O ano do linux chegou, e agora ?
O Anahuac soltou um texto no Br-Linux sobre o estado das comunidades linux no Brasil, seguem as minhas opiniões sobre o assunto.
Eu não concordo com tudo que o Anahuac escreveu, mas entendo um pouco dessa amargura que ele tá sentido. Em 200x quando eu conheci o Anahuac por meio de listas de discussão, o ano do linux era o ano corrente + 1, várias empresas se estruturaram em torno das migrações de windows para linux, tinha a Conectiva empregando um monte de gente que desenvolvia software livre no Brasil, tinha um lobby forte pra fazer os governos usarem software livre, hordas de estudantes se envolvendo com traduções.
A gente usava jabber como im, email bacana era o do pessoal do riseup, tinha pouco espaço mas tinha 4 níveis de criptografia no disco. O grande desafio era montar um setup de desktop com o mínimo de drivers proprietários possivel, tinha sites listando softwares alternativos livres, o legal era xingar o KDE pq o QT era livre mas não era GPL. Conheci gente que preferia não usar o Wifi do que instalar driver proprietário ou usar o ndiswrapper com driver do windows… Pessoal se juntava de fim de semana pra fazer uma distro linux bootavel com interface gráfica caber em um disquete de 1.4 Mb só por diversão, o gentoo era uma distro que permitia compilar o sistema inteiro escolhendo a dedo as dependências usadas, era possível escolher a implementação da libPNG desejada por exemplo. Liberdade total pra tunar o SO.

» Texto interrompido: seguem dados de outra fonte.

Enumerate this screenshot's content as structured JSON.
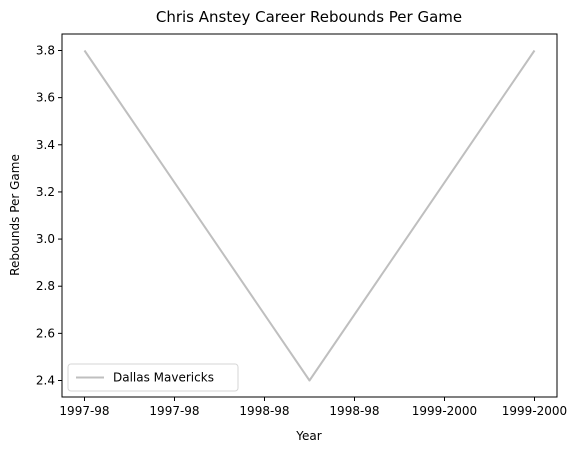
{
  "chart_data": {
    "type": "line",
    "title": "Chris Anstey Career Rebounds Per Game",
    "xlabel": "Year",
    "ylabel": "Rebounds Per Game",
    "x_tick_labels": [
      "1997-98",
      "1997-98",
      "1998-98",
      "1998-98",
      "1999-2000",
      "1999-2000"
    ],
    "y_ticks": [
      2.4,
      2.6,
      2.8,
      3.0,
      3.2,
      3.4,
      3.6,
      3.8
    ],
    "y_tick_labels": [
      "2.4",
      "2.6",
      "2.8",
      "3.0",
      "3.2",
      "3.4",
      "3.6",
      "3.8"
    ],
    "ylim": [
      2.33,
      3.87
    ],
    "xlim": [
      -0.1,
      2.1
    ],
    "grid": false,
    "legend_position": "lower-left",
    "series": [
      {
        "name": "Dallas Mavericks",
        "color": "#bfbfbf",
        "x": [
          0,
          1,
          2
        ],
        "values": [
          3.8,
          2.4,
          3.8
        ]
      }
    ]
  }
}
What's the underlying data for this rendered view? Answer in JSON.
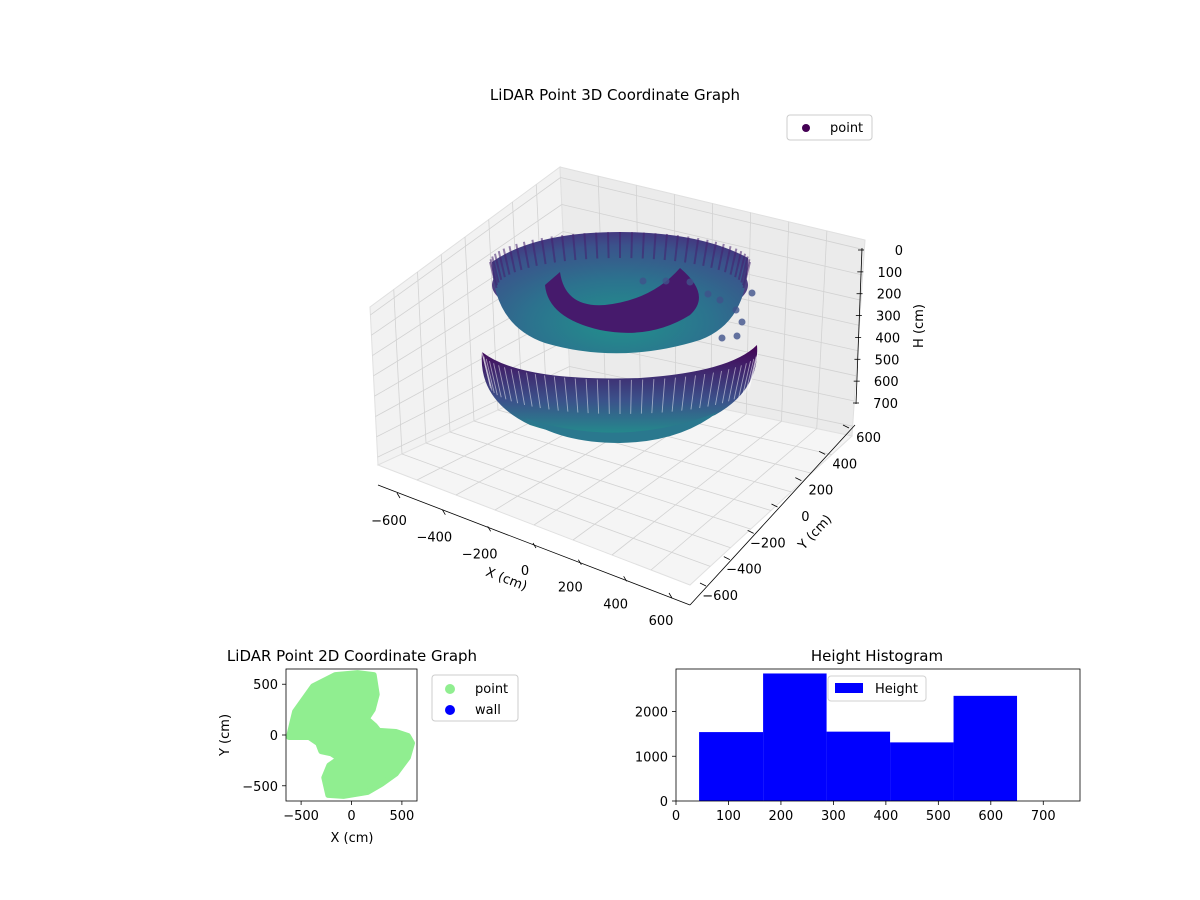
{
  "chart_data": [
    {
      "type": "scatter",
      "projection": "3d",
      "title": "LiDAR Point 3D Coordinate Graph",
      "xlabel": "X (cm)",
      "ylabel": "Y (cm)",
      "zlabel": "H (cm)",
      "xticks": [
        "−600",
        "−400",
        "−200",
        "0",
        "200",
        "400",
        "600"
      ],
      "yticks": [
        "−600",
        "−400",
        "−200",
        "0",
        "200",
        "400",
        "600"
      ],
      "zticks": [
        "0",
        "100",
        "200",
        "300",
        "400",
        "500",
        "600",
        "700"
      ],
      "zlim": [
        0,
        750
      ],
      "zinverted": true,
      "colormap": "viridis",
      "grid": true,
      "legend": {
        "location": "top-right",
        "entries": [
          {
            "name": "point",
            "color": "#440154"
          }
        ]
      }
    },
    {
      "type": "scatter",
      "title": "LiDAR Point 2D Coordinate Graph",
      "xlabel": "X (cm)",
      "ylabel": "Y (cm)",
      "xticks": [
        "−500",
        "0",
        "500"
      ],
      "yticks": [
        "−500",
        "0",
        "500"
      ],
      "xlim": [
        -650,
        650
      ],
      "ylim": [
        -650,
        650
      ],
      "legend": {
        "location": "outside-right",
        "entries": [
          {
            "name": "point",
            "color": "#90ee90"
          },
          {
            "name": "wall",
            "color": "#0000ff"
          }
        ]
      },
      "outline": [
        [
          -620,
          -20
        ],
        [
          -560,
          230
        ],
        [
          -380,
          480
        ],
        [
          -160,
          590
        ],
        [
          60,
          610
        ],
        [
          220,
          590
        ],
        [
          250,
          400
        ],
        [
          210,
          250
        ],
        [
          150,
          160
        ],
        [
          230,
          90
        ],
        [
          270,
          40
        ],
        [
          440,
          30
        ],
        [
          560,
          -10
        ],
        [
          600,
          -80
        ],
        [
          560,
          -220
        ],
        [
          440,
          -380
        ],
        [
          300,
          -480
        ],
        [
          160,
          -560
        ],
        [
          -80,
          -600
        ],
        [
          -230,
          -590
        ],
        [
          -270,
          -420
        ],
        [
          -220,
          -300
        ],
        [
          -120,
          -230
        ],
        [
          -200,
          -180
        ],
        [
          -300,
          -160
        ],
        [
          -330,
          -80
        ],
        [
          -420,
          -20
        ]
      ]
    },
    {
      "type": "bar",
      "histogram": true,
      "title": "Height Histogram",
      "bins": [
        [
          44,
          166
        ],
        [
          166,
          287
        ],
        [
          287,
          408
        ],
        [
          408,
          529
        ],
        [
          529,
          650
        ]
      ],
      "values": [
        1540,
        2850,
        1550,
        1310,
        2350
      ],
      "xlim": [
        0,
        770
      ],
      "ylim": [
        0,
        2950
      ],
      "xticks": [
        "0",
        "100",
        "200",
        "300",
        "400",
        "500",
        "600",
        "700"
      ],
      "yticks": [
        "0",
        "1000",
        "2000"
      ],
      "color": "#0000ff",
      "legend": {
        "location": "upper-center",
        "entries": [
          {
            "name": "Height",
            "color": "#0000ff"
          }
        ]
      }
    }
  ]
}
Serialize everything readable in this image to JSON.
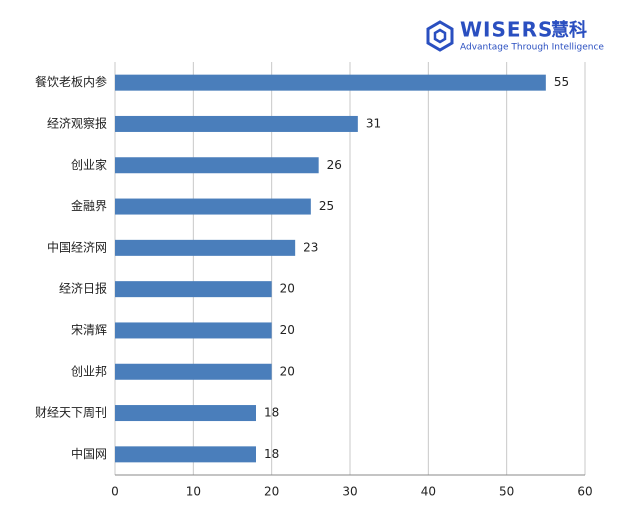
{
  "chart_data": {
    "type": "hbar",
    "logo": {
      "name": "WISERS",
      "name_cn": "慧科",
      "tagline": "Advantage Through Intelligence"
    },
    "categories": [
      "餐饮老板内参",
      "经济观察报",
      "创业家",
      "金融界",
      "中国经济网",
      "经济日报",
      "宋清辉",
      "创业邦",
      "财经天下周刊",
      "中国网"
    ],
    "values": [
      55,
      31,
      26,
      25,
      23,
      20,
      20,
      20,
      18,
      18
    ],
    "color": "#4a7ebb",
    "xlim": [
      0,
      60
    ],
    "xticks": [
      0,
      10,
      20,
      30,
      40,
      50,
      60
    ],
    "grid": true
  }
}
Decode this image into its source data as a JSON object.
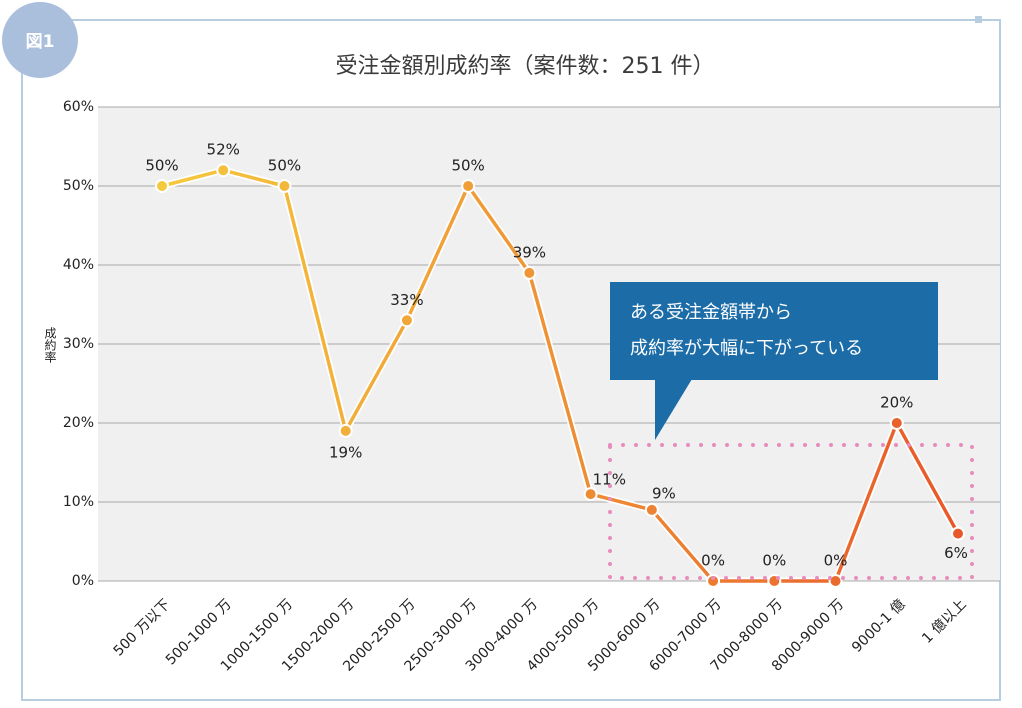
{
  "figure_label": "図1",
  "chart_data": {
    "type": "line",
    "title": "受注金額別成約率（案件数：251 件）",
    "y_label": "成約率",
    "categories": [
      "500 万以下",
      "500-1000 万",
      "1000-1500 万",
      "1500-2000 万",
      "2000-2500 万",
      "2500-3000 万",
      "3000-4000 万",
      "4000-5000 万",
      "5000-6000 万",
      "6000-7000 万",
      "7000-8000 万",
      "8000-9000 万",
      "9000-1 億",
      "1 億以上"
    ],
    "series": [
      {
        "colors": [
          "#f5c93e",
          "#e8582a"
        ],
        "values": [
          50,
          52,
          50,
          19,
          33,
          50,
          39,
          11,
          9,
          0,
          0,
          0,
          20,
          6
        ],
        "value_labels": [
          "50%",
          "52%",
          "50%",
          "19%",
          "33%",
          "50%",
          "39%",
          "11%",
          "9%",
          "0%",
          "0%",
          "0%",
          "20%",
          "6%"
        ]
      }
    ],
    "ylim": [
      0,
      60
    ],
    "yticks": [
      {
        "value": 0,
        "label": "0%"
      },
      {
        "value": 10,
        "label": "10%"
      },
      {
        "value": 20,
        "label": "20%"
      },
      {
        "value": 30,
        "label": "30%"
      },
      {
        "value": 40,
        "label": "40%"
      },
      {
        "value": 50,
        "label": "50%"
      },
      {
        "value": 60,
        "label": "60%"
      }
    ],
    "grid": true,
    "annotations": [
      "ある受注金額帯から",
      "成約率が大幅に下がっている"
    ]
  }
}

Era tudo muito legal, a própria flexibilidade do software livre permitiu a evolução de modelos de negócio, dos serviços de internet e da própria internet. Com o surgimento dos webApps, compartilhar o código deixou de ser requisito, a liberdade também, o caso mais emblemático foi o Gmail, ele surgiu em uma era onde administrar emails era um pepino, servidor e espaço em disco eram caros. Ele seduziu muita gente oferecendo 1Gb de espaço… naquela época eu tinha um HD de 14.3Gb… Em troca o google só queria a autorização para ler os emails e gerar propaganda direcionada. Muita gente olhou torto, mas a interface era bonita, clean e tinha muito espaço.
Um outro gargalo na adoção do linux era a suite Office, o Star/Open/Br/LibreOffice demorou um tempão pra chegar no nível do MS Office, e quando chegou as pessoas perceberam que era mais cômodo usar uma suite Office on-line, mesmo que com recursos limitados. Ninguém mais se importava em deixar sua planilha de gastos pessoais ou teses acadêmicas em serviços on-line, todos concordam em autorizar o provedor do serviço a vasculhar os documentos para gerar métricas.
As pessoas mudaram, aquela neura com privacidade se foi, pra quase todo mundo é ok trocar a privacidade dos dados por comodidade, bater uma foto e ela aparecer magicamente em um repositório on-line e de graça putz, é ou não é um sonho ?
Então com os devices móveis, todos concordam em deixar aberto seus logs de movimentação, fazendo checkins públicos em estabelecimentos comerciais, ensinando ao provedor do serviço os hábitos de consumo de quem usa o serviço, em troca o usuário sabe onde outros usuários estão indo.
Então fomos invadidos por APIs, os sites deixaram de ser meros portais de informação e se tornaram provedores de serviços e troca de dados, aplicativos desktop foram gradativamente substituídos com vantagens por soluções superiores hospedados em servidores sabe-se lá onde.
Enquanto isso, as listas de discussão foram esvaziando, as comunidades deixaram de crescer …
Em 2002 colaborei com um grupo de entusiastas para apresentar o linux para os bixos de Física na USP, foram palestras e mini-cursos, acho que 80% da turma que participou usa linux até hoje em suas pesquisas de pós-graduação e em seus empregos. Sondei a criação de um grupo de estudos de software livre em 2013 com os bixos de Sistemas de informação na USP Leste e a aceitação foi muito ruim, disseram que trabalhariam com o que pagasse mais, e que não queriam se envolver com discussões políticas, teve um que falou que parecia coisa de comunista, outro falou que não trabalha de graça.
99% dos softwares que o cara usa no dia a dia são software livre, mas pensar em contribuir com a comunidade é quase uma ofensa. Me senti um xiita pregando pra quem não quer ouvir.
Hoje em dia o Stallman é taxado como gordo barbudo excêntrico, ninguém leva nada do que ele diz a sério, provavelmente o garoto que fez o joguinho dos passarinho e desistiu de distribuir por causa da “pressão” seja mais exemplo a ser seguido do que o cara que criou as bases pra industria de TI que temos hoje.
Vejo num futuro próximo o fim da computação pessoal, tudo vai rodar em servidores de empresas e o que teremos em nossos escritórios serão apenas terminais burros.